The Chancellor claimed that sorting the housing crisis was a big priority of his. Announcements include:
George Osborne wants 400,000 affordable houses to become available by the end of the current government in 2020.
He will specifically target starter homes for first time buyers, therefore starting the property chain nationwide.
The starter home fund will be £2.3bn of a total £9.6bn investment in housing initiatives.
Help to Buy Shared Ownership Scheme
135,000 homes will be made available for part-ownership. In practise, this means low earning households (£80,000pa or less) will be eligible to buy a share of a house from a housing association or local council, then gradually increase their share over time until they own the property outright.
In the time where the household has an incomplete stake in the property, rent will be limited to 3pc of the value of the house that has not been paid for by the household.
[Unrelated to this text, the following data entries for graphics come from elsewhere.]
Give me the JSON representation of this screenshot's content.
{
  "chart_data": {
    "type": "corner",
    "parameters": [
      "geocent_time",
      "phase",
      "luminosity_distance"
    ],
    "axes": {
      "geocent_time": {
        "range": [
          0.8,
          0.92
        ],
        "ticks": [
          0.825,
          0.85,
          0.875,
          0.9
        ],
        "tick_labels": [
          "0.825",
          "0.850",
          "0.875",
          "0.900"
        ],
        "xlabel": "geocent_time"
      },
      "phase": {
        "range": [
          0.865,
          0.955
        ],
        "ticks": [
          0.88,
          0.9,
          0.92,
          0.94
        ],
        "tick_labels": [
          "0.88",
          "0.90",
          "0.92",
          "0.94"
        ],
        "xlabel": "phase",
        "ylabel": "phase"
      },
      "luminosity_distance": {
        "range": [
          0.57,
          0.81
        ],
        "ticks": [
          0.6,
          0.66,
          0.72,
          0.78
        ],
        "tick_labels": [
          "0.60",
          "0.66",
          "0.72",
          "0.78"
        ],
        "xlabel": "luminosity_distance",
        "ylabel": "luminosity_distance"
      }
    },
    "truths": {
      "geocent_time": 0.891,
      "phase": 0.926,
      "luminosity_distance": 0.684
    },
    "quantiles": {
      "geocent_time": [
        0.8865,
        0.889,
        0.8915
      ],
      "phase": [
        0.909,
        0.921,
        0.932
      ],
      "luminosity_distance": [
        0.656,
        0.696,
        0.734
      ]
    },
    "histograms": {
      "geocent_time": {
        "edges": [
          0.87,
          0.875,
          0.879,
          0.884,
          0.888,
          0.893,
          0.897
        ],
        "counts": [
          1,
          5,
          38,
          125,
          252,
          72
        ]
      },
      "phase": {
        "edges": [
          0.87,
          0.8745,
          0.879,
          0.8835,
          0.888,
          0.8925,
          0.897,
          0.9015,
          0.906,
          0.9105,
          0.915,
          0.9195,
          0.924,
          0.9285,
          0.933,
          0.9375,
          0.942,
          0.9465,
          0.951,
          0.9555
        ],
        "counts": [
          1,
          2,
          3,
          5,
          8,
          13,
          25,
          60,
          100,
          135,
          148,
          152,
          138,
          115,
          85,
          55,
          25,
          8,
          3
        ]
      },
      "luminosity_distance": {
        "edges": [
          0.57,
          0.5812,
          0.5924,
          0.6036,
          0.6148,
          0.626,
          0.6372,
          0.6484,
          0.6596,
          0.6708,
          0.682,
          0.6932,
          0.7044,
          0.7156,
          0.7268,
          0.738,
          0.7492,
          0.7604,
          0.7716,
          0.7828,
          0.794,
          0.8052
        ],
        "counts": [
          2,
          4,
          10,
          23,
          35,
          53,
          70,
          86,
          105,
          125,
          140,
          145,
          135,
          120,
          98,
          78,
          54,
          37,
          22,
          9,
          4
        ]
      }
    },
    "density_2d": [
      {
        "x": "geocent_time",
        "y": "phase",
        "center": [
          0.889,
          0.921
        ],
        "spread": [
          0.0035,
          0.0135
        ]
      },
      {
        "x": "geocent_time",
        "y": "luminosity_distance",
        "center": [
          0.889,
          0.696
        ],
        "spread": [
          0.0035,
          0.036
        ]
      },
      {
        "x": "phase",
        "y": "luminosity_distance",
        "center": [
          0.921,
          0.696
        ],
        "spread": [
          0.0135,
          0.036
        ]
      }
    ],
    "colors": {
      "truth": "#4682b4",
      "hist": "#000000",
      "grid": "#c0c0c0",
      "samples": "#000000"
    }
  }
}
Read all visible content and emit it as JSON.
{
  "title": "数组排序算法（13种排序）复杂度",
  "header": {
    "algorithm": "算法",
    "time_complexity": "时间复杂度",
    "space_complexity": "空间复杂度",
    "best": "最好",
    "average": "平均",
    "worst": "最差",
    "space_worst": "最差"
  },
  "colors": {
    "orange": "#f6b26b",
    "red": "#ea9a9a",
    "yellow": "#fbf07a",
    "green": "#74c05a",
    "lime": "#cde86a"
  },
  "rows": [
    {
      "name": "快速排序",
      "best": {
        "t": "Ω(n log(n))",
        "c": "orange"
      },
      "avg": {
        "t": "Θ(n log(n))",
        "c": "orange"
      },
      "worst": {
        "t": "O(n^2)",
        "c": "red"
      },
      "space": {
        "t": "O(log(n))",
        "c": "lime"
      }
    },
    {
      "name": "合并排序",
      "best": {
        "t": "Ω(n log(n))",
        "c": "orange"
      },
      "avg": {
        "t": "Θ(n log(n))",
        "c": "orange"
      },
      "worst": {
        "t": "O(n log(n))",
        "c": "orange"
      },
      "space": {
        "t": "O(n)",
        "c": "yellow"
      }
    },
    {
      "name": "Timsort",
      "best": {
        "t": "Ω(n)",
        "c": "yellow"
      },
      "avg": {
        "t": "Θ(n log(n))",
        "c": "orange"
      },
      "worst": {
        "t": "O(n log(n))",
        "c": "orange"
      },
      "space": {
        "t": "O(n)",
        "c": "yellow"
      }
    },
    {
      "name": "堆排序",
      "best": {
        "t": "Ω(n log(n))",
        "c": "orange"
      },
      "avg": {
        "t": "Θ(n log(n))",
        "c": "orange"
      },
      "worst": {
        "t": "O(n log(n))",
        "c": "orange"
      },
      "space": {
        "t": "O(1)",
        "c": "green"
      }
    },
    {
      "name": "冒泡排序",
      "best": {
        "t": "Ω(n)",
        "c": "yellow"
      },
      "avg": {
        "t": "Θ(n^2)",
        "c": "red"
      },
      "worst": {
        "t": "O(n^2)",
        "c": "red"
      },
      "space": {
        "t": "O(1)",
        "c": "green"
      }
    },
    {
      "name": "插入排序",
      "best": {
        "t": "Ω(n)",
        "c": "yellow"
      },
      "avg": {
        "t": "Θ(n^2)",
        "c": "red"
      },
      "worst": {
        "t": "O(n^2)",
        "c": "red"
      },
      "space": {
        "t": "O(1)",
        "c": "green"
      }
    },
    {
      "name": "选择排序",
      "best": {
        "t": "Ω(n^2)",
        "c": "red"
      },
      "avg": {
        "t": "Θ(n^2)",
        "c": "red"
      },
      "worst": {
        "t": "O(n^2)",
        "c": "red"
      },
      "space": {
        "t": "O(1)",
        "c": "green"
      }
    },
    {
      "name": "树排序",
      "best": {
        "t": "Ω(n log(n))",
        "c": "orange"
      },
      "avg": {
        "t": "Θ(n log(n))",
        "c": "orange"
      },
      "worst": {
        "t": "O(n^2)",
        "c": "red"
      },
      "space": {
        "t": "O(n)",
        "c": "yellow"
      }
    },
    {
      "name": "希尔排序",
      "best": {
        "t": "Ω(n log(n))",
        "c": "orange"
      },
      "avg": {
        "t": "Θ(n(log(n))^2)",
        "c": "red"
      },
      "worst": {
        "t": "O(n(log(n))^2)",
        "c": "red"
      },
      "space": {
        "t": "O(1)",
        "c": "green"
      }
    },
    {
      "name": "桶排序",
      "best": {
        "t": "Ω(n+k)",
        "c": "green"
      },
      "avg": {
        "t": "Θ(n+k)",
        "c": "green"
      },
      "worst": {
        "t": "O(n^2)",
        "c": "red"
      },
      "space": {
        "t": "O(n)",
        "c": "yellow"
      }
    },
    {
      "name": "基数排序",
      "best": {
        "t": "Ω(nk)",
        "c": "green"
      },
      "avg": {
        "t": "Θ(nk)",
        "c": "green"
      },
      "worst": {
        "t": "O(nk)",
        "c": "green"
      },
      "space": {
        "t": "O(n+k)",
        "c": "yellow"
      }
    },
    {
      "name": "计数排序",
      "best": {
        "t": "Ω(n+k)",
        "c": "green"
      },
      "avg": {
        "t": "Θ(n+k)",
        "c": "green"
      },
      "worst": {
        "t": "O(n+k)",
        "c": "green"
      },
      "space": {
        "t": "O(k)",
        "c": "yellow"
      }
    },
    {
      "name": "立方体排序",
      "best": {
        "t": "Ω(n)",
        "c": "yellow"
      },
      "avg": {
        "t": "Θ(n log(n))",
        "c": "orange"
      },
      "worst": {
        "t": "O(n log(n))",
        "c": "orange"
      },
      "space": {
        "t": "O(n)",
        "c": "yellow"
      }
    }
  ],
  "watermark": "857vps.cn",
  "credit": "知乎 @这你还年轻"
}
For example. A house is worth £250,000. The household has gradually upped their ownership of the property to 50pc. They are therefore paying 3pc rent on the remaining £125,000, which is £312pcm.
However, it is worth noting that house prices are rising so an increase in price will result in an increase in rent. Also, households that sell up before reaching full ownership will be unlikely to receive the market value of the property.
Help to Buy London
Help to Buy is being significantly changed. At the time of the announcement, buyers who had a 5pc deposit available were eligible for a loan of 20pc of the value of the home.
That 20pc is now being extended to 40pc, interest free, for five years. The changes recognise the difficulty with entering the London housing market, especially in comparison with other areas in the UK.
Help to Buy has resulted in a 60pc increase in first-time buyers across the UK, but with very little impact in London. This change will persuade young buyers that living in London will be a sustainable lifestyle choice.
The government is making a concerted effort to bridge the North-South divide, and landlords will benefit from expanding their portfolios in the North thanks to the extensive redevelopment in the Northern Powerhouse sector.
Therefore, landlords who are worried about low yields or insufficient wage growth can take solace that other regions in the UK will become more and more feasible in the coming years, especially if they find investors who are looking to sell their entire portfolios.
Many accidental landlords are likely to leave the industry to avoid the gradually increasing tax relief changes, and they will be replaced by professional landlords. This means that the pool of landlords will become smaller, and cause a calming of buy-to-let property prices.